I stare down at my journal and groan as I lay my head down over the words I've scribbled across the pages. I don't even know why I try and write songs, all I do is fail at it. I've crossed the majority of my ideas out and what lays behind is an almost good, but terrible ending.

We had come back after we'd been told everything that was planned. Seinne wanted us to release our best song next week then work on the album we'll release after the song blows up. She's already coordinating with someone in advertising to get it all over.

"When you come to mind, time only slows

Is there any way to dull this ache?

I can't keep track, I've reached my all-time low

"This break in my heart, can't seem to close

Trapped in my own mind, I've gone blind

The world around me spins, while I stay still

Captivated by your image, confined"

The page reads. I sigh, tossing my pencil down, and turn to the rest of the boys. Everything I seem to put on paper is about Summer. Ash seems to be really into his writing as he smiles once he places his pen down.

"What all did you guys come up with?" He asks placing his notebook in the middle of everyone.

I reluctantly place mine in the growing pile and grab another. Everyone came up with different ideas: Ryland's was many breakup songs, which was to be expected. Reese's was half-assed like mine, only a verse or two, and Asher's was a full-blown song with other random lyrics for other songs. I could see why he was smiling now, the song he'd written was great.

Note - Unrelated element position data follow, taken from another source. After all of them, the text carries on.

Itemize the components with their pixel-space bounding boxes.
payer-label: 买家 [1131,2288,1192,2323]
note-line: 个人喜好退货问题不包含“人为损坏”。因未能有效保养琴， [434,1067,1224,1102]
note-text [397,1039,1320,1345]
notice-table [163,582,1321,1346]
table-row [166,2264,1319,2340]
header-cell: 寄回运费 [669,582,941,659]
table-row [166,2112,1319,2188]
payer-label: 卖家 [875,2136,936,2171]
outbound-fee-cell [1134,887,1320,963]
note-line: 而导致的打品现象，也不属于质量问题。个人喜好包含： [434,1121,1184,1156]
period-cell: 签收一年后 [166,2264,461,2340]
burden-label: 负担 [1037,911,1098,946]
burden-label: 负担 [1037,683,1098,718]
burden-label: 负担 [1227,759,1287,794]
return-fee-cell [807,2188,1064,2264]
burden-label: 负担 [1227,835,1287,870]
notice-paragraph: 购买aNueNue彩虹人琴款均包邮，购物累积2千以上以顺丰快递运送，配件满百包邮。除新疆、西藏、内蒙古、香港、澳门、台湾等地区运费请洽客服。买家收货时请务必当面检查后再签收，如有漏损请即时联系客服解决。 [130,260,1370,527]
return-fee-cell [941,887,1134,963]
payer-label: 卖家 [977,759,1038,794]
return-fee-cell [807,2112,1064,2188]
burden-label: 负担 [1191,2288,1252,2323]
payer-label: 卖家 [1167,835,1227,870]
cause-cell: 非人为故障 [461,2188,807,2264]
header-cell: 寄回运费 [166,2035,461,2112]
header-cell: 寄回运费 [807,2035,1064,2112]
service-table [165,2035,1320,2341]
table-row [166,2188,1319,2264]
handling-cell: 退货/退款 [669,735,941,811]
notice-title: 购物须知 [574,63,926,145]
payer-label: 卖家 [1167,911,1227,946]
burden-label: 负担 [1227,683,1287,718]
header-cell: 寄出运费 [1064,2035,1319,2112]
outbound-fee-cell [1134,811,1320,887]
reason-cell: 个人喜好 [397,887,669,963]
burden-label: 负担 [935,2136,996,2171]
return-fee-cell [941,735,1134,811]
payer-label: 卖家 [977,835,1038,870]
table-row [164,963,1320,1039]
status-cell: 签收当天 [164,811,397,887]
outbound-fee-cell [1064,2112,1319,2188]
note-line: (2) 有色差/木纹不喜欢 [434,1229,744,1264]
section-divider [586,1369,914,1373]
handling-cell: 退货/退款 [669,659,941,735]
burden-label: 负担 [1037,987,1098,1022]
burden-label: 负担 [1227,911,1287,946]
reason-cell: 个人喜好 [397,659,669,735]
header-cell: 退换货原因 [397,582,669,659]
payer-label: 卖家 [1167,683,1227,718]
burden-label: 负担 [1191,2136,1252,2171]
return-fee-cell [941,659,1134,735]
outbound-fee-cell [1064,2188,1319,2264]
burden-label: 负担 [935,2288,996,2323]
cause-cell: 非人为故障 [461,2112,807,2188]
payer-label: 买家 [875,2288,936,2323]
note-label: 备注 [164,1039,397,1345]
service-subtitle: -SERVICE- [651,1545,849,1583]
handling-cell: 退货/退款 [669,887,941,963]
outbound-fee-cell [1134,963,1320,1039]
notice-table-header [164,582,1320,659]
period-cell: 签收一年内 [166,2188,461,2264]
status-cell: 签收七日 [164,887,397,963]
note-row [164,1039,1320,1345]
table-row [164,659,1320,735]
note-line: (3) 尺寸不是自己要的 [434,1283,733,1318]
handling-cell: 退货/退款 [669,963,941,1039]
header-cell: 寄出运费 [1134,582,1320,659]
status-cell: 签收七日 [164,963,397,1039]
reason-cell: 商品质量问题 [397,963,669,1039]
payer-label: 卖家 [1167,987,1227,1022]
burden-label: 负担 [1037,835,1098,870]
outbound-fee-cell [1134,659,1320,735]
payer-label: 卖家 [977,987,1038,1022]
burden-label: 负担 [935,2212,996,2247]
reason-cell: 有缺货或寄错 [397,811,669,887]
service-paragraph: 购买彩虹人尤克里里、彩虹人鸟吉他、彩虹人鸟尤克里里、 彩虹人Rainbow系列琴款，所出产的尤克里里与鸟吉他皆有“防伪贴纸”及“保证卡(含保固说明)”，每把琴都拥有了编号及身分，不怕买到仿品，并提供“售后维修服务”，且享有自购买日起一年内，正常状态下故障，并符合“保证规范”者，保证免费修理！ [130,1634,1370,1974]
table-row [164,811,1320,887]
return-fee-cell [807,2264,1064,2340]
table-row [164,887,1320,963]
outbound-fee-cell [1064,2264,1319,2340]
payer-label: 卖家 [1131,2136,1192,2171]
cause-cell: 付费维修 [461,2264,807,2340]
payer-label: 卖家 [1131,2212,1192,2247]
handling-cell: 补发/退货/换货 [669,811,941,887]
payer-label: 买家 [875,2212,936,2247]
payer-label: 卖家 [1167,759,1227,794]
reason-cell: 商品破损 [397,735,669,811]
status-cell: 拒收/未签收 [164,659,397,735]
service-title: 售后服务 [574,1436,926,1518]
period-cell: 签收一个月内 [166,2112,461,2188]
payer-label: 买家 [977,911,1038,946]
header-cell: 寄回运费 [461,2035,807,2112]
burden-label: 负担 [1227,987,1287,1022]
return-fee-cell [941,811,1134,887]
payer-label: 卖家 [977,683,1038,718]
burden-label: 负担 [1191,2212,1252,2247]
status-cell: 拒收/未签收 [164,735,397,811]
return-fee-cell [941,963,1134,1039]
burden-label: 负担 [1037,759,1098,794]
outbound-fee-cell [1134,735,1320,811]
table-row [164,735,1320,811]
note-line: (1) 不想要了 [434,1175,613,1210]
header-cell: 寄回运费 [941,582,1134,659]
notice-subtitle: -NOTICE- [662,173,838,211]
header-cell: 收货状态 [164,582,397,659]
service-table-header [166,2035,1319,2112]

"My problems, my worries, my selfish ways

Made a great, strong girl just to walk away

And now I wish I could fix all my mistakes

But now I'm sat here staring and I'm just saying

oooooooooooo

I was too young too dumb to realize

I'll just have to let you go

I can't apologize

What can I say?

'I wish I could've done better'

But I don't know

Because now all I have is just gone away"

"We've got to do your song, Ash." I say looking up from the lined paper to see him smiling broadly at me.

"Do you really think so?" He asks and I nod in 'duh' back at him. I wouldn't have said anything if not. "Well then let's all go through it and see if we need to change anything then work on the sound." He smiles wider and everyone gathers closer.

---

After a few hours of playing around with a sound for the song, we manage to get a good start but agreed to fix it up again some more tomorrow.

I know that I've been only thinking about how fast everything is happening lately, but I can't get over the fact that by next week, we will have already put out our first single, and soon after, possibly an album.

Everything I've known has been in this town, and to walk away is scary. I wasn't sure about going to college with my grades, and if I did, it'd be close by. This is going to take us far away and I'm not sure if I should be excited or not.